Texas was published by Random House in 1985. The novel spans the entire history of Texas from the arrival of Spanish missionaries through the battle of the Alamo, the Republic period, the Civil War, the cattle drives, the oil boom, and modern Texas politics and culture. Multiple families — Anglo, Mexican, German immigrant — carry the narrative across centuries.
Michener’s Texas is a place where mythology and reality are inseparable: the Alamo is both a military engagement and a creation myth, the cattle drive is both an economic activity and a cultural ritual, and oil is both a commodity and a form of secular religion. The novel captures the distinctive Texas psychology — the outsized self-regard, the genuine toughness, the racial complexity, the relationship between land and wealth — with both affection and critical distance.
Collecting Texas
First edition (Random House, New York, 1985): Boards with dust jacket.
Market values:
- Fine in dust jacket: $40–$100
- Very good: $15–$40
Projected values (2026–2036): Moderate appreciation.
The Texas Mythology
At over 1,000 pages, Texas is one of Michener’s longest novels and tackles one of America’s most mythology-laden states. Michener examines the gap between Texas’s self-image (heroic independence, rugged individualism, the Alamo) and its reality (slavery, oil exploitation, political corruption, racial violence). The novel was a bestseller in Texas despite — or because of — its willingness to challenge state mythology.

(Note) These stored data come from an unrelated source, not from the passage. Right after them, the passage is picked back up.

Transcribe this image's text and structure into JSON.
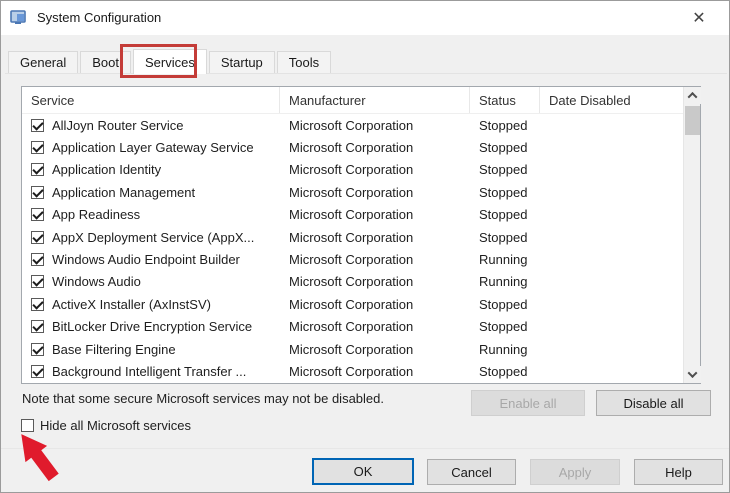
{
  "window": {
    "title": "System Configuration",
    "close_glyph": "✕"
  },
  "tabs": [
    {
      "label": "General",
      "active": false
    },
    {
      "label": "Boot",
      "active": false
    },
    {
      "label": "Services",
      "active": true,
      "annotated": true
    },
    {
      "label": "Startup",
      "active": false
    },
    {
      "label": "Tools",
      "active": false
    }
  ],
  "services_table": {
    "columns": [
      "Service",
      "Manufacturer",
      "Status",
      "Date Disabled"
    ],
    "rows": [
      {
        "checked": true,
        "service": "AllJoyn Router Service",
        "manufacturer": "Microsoft Corporation",
        "status": "Stopped",
        "date_disabled": ""
      },
      {
        "checked": true,
        "service": "Application Layer Gateway Service",
        "manufacturer": "Microsoft Corporation",
        "status": "Stopped",
        "date_disabled": ""
      },
      {
        "checked": true,
        "service": "Application Identity",
        "manufacturer": "Microsoft Corporation",
        "status": "Stopped",
        "date_disabled": ""
      },
      {
        "checked": true,
        "service": "Application Management",
        "manufacturer": "Microsoft Corporation",
        "status": "Stopped",
        "date_disabled": ""
      },
      {
        "checked": true,
        "service": "App Readiness",
        "manufacturer": "Microsoft Corporation",
        "status": "Stopped",
        "date_disabled": ""
      },
      {
        "checked": true,
        "service": "AppX Deployment Service (AppX...",
        "manufacturer": "Microsoft Corporation",
        "status": "Stopped",
        "date_disabled": ""
      },
      {
        "checked": true,
        "service": "Windows Audio Endpoint Builder",
        "manufacturer": "Microsoft Corporation",
        "status": "Running",
        "date_disabled": ""
      },
      {
        "checked": true,
        "service": "Windows Audio",
        "manufacturer": "Microsoft Corporation",
        "status": "Running",
        "date_disabled": ""
      },
      {
        "checked": true,
        "service": "ActiveX Installer (AxInstSV)",
        "manufacturer": "Microsoft Corporation",
        "status": "Stopped",
        "date_disabled": ""
      },
      {
        "checked": true,
        "service": "BitLocker Drive Encryption Service",
        "manufacturer": "Microsoft Corporation",
        "status": "Stopped",
        "date_disabled": ""
      },
      {
        "checked": true,
        "service": "Base Filtering Engine",
        "manufacturer": "Microsoft Corporation",
        "status": "Running",
        "date_disabled": ""
      },
      {
        "checked": true,
        "service": "Background Intelligent Transfer ...",
        "manufacturer": "Microsoft Corporation",
        "status": "Stopped",
        "date_disabled": ""
      }
    ]
  },
  "note": {
    "text": "Note that some secure Microsoft services may not be disabled."
  },
  "hide_checkbox": {
    "label": "Hide all Microsoft services",
    "checked": false
  },
  "buttons": {
    "enable_all": {
      "label": "Enable all",
      "disabled": true
    },
    "disable_all": {
      "label": "Disable all",
      "disabled": false
    },
    "ok": {
      "label": "OK",
      "default": true
    },
    "cancel": {
      "label": "Cancel"
    },
    "apply": {
      "label": "Apply",
      "disabled": true
    },
    "help": {
      "label": "Help"
    }
  },
  "annotations": {
    "tab_highlight_color": "#c43c38",
    "arrow_color": "#e01b2c"
  }
}
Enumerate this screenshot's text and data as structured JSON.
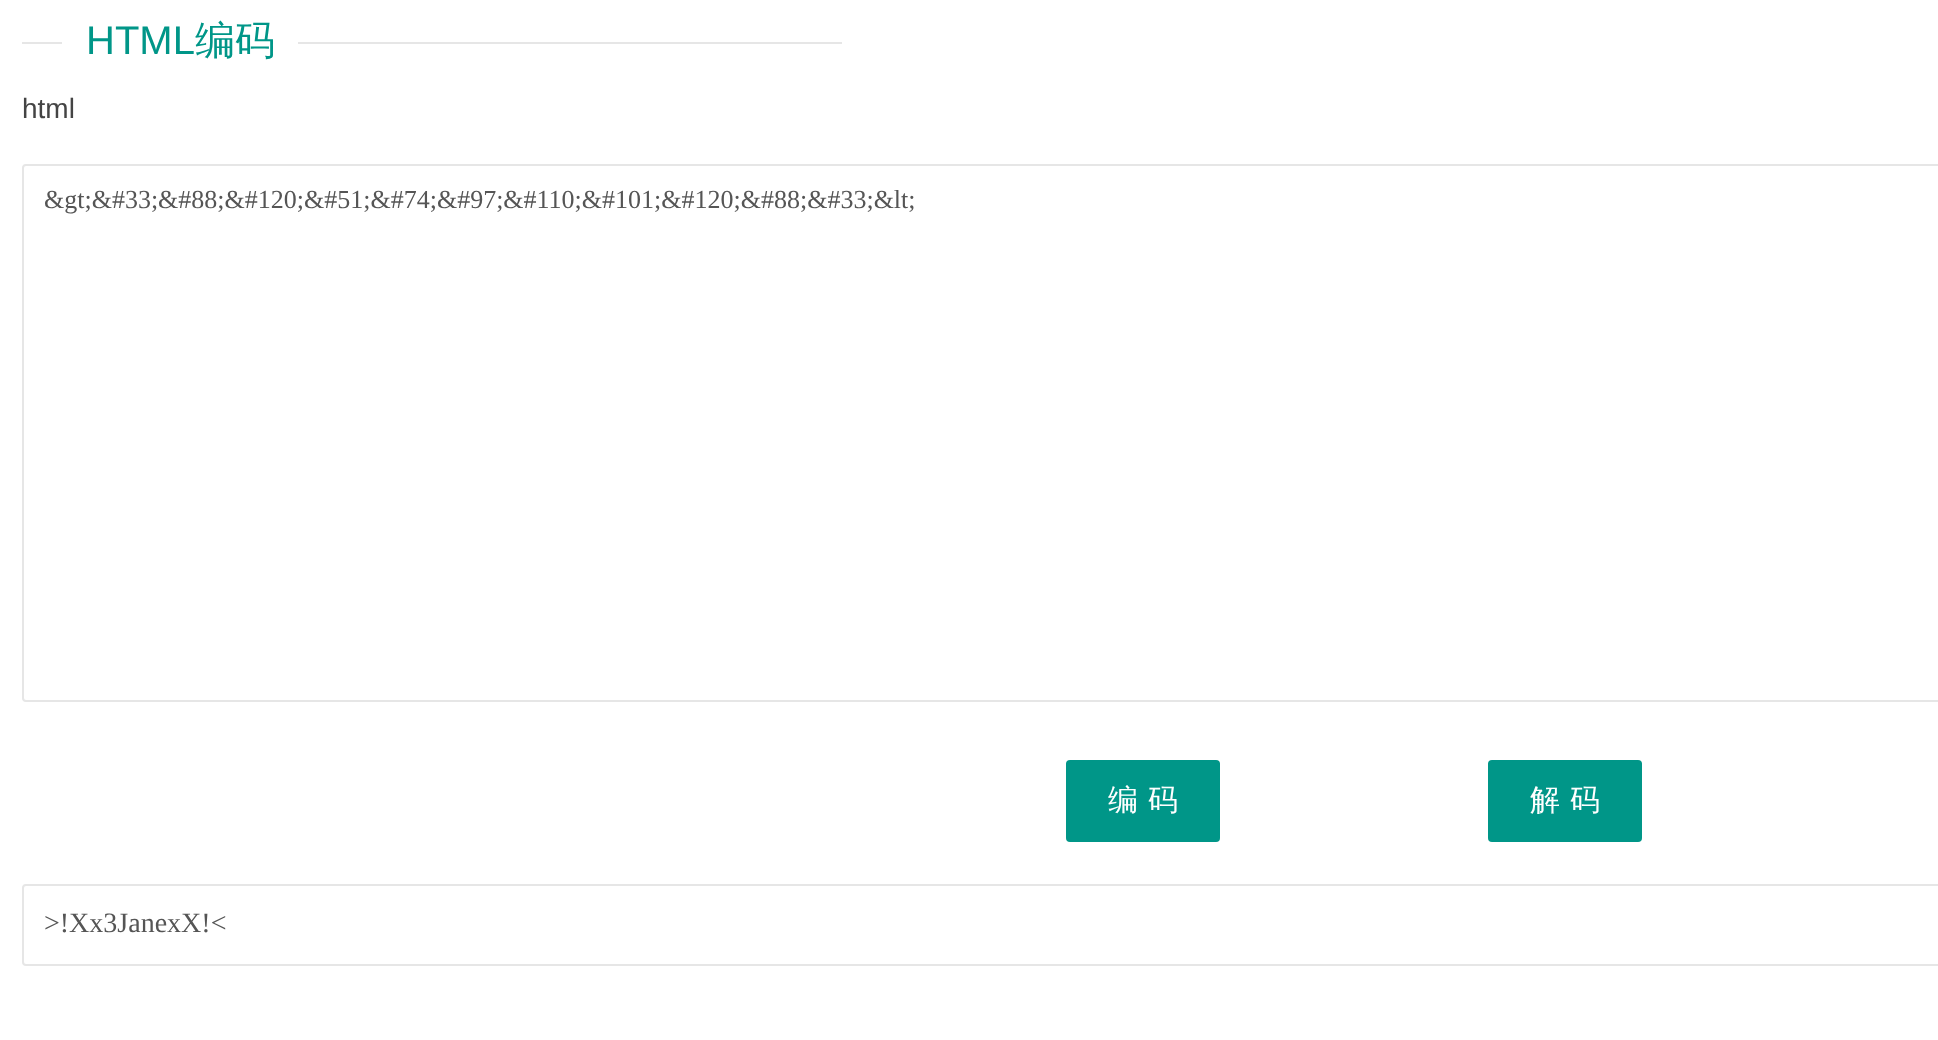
{
  "section": {
    "title": "HTML编码"
  },
  "input_label": "html",
  "input": {
    "value": "&gt;&#33;&#88;&#120;&#51;&#74;&#97;&#110;&#101;&#120;&#88;&#33;&lt;"
  },
  "buttons": [
    {
      "label": "编 码"
    },
    {
      "label": "解 码"
    }
  ],
  "output": {
    "value": ">!Xx3JanexX!<"
  }
}
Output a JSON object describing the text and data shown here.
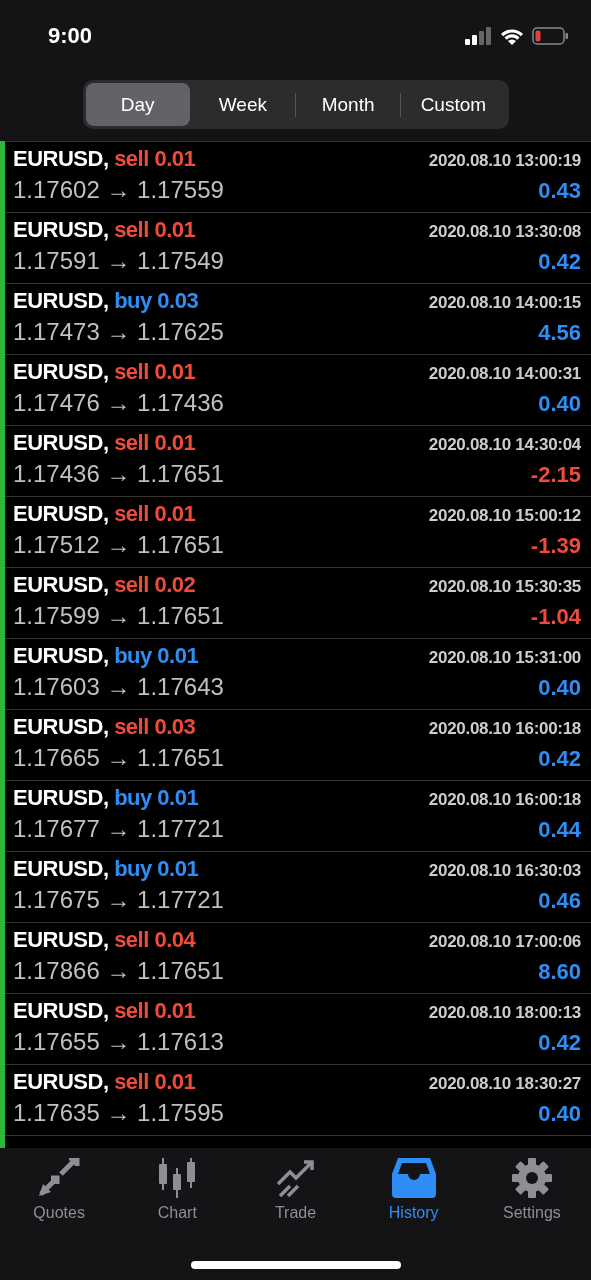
{
  "status_bar": {
    "time": "9:00"
  },
  "periods": [
    {
      "label": "Day",
      "selected": true
    },
    {
      "label": "Week",
      "selected": false
    },
    {
      "label": "Month",
      "selected": false
    },
    {
      "label": "Custom",
      "selected": false
    }
  ],
  "deals": [
    {
      "symbol": "EURUSD,",
      "kind": "sell",
      "action": "sell 0.01",
      "time": "2020.08.10 13:00:19",
      "prices": "1.17602 → 1.17559",
      "profit": "0.43",
      "loss": false
    },
    {
      "symbol": "EURUSD,",
      "kind": "sell",
      "action": "sell 0.01",
      "time": "2020.08.10 13:30:08",
      "prices": "1.17591 → 1.17549",
      "profit": "0.42",
      "loss": false
    },
    {
      "symbol": "EURUSD,",
      "kind": "buy",
      "action": "buy 0.03",
      "time": "2020.08.10 14:00:15",
      "prices": "1.17473 → 1.17625",
      "profit": "4.56",
      "loss": false
    },
    {
      "symbol": "EURUSD,",
      "kind": "sell",
      "action": "sell 0.01",
      "time": "2020.08.10 14:00:31",
      "prices": "1.17476 → 1.17436",
      "profit": "0.40",
      "loss": false
    },
    {
      "symbol": "EURUSD,",
      "kind": "sell",
      "action": "sell 0.01",
      "time": "2020.08.10 14:30:04",
      "prices": "1.17436 → 1.17651",
      "profit": "-2.15",
      "loss": true
    },
    {
      "symbol": "EURUSD,",
      "kind": "sell",
      "action": "sell 0.01",
      "time": "2020.08.10 15:00:12",
      "prices": "1.17512 → 1.17651",
      "profit": "-1.39",
      "loss": true
    },
    {
      "symbol": "EURUSD,",
      "kind": "sell",
      "action": "sell 0.02",
      "time": "2020.08.10 15:30:35",
      "prices": "1.17599 → 1.17651",
      "profit": "-1.04",
      "loss": true
    },
    {
      "symbol": "EURUSD,",
      "kind": "buy",
      "action": "buy 0.01",
      "time": "2020.08.10 15:31:00",
      "prices": "1.17603 → 1.17643",
      "profit": "0.40",
      "loss": false
    },
    {
      "symbol": "EURUSD,",
      "kind": "sell",
      "action": "sell 0.03",
      "time": "2020.08.10 16:00:18",
      "prices": "1.17665 → 1.17651",
      "profit": "0.42",
      "loss": false
    },
    {
      "symbol": "EURUSD,",
      "kind": "buy",
      "action": "buy 0.01",
      "time": "2020.08.10 16:00:18",
      "prices": "1.17677 → 1.17721",
      "profit": "0.44",
      "loss": false
    },
    {
      "symbol": "EURUSD,",
      "kind": "buy",
      "action": "buy 0.01",
      "time": "2020.08.10 16:30:03",
      "prices": "1.17675 → 1.17721",
      "profit": "0.46",
      "loss": false
    },
    {
      "symbol": "EURUSD,",
      "kind": "sell",
      "action": "sell 0.04",
      "time": "2020.08.10 17:00:06",
      "prices": "1.17866 → 1.17651",
      "profit": "8.60",
      "loss": false
    },
    {
      "symbol": "EURUSD,",
      "kind": "sell",
      "action": "sell 0.01",
      "time": "2020.08.10 18:00:13",
      "prices": "1.17655 → 1.17613",
      "profit": "0.42",
      "loss": false
    },
    {
      "symbol": "EURUSD,",
      "kind": "sell",
      "action": "sell 0.01",
      "time": "2020.08.10 18:30:27",
      "prices": "1.17635 → 1.17595",
      "profit": "0.40",
      "loss": false
    }
  ],
  "tab_bar": [
    {
      "label": "Quotes",
      "kind": "quotes",
      "selected": false
    },
    {
      "label": "Chart",
      "kind": "chart",
      "selected": false
    },
    {
      "label": "Trade",
      "kind": "trade",
      "selected": false
    },
    {
      "label": "History",
      "kind": "history",
      "selected": true
    },
    {
      "label": "Settings",
      "kind": "settings",
      "selected": false
    }
  ]
}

Frequently Asked Questions
Was Michener a native of any of the places he wrote about? No. Michener was born in Doylestown, Pennsylvania, and was likely an orphan (his origins were uncertain). His peripatetic life — living in dozens of countries and states — gave him the outsider’s perspective that defined his method. He observed each place with fresh eyes rather than native familiarity.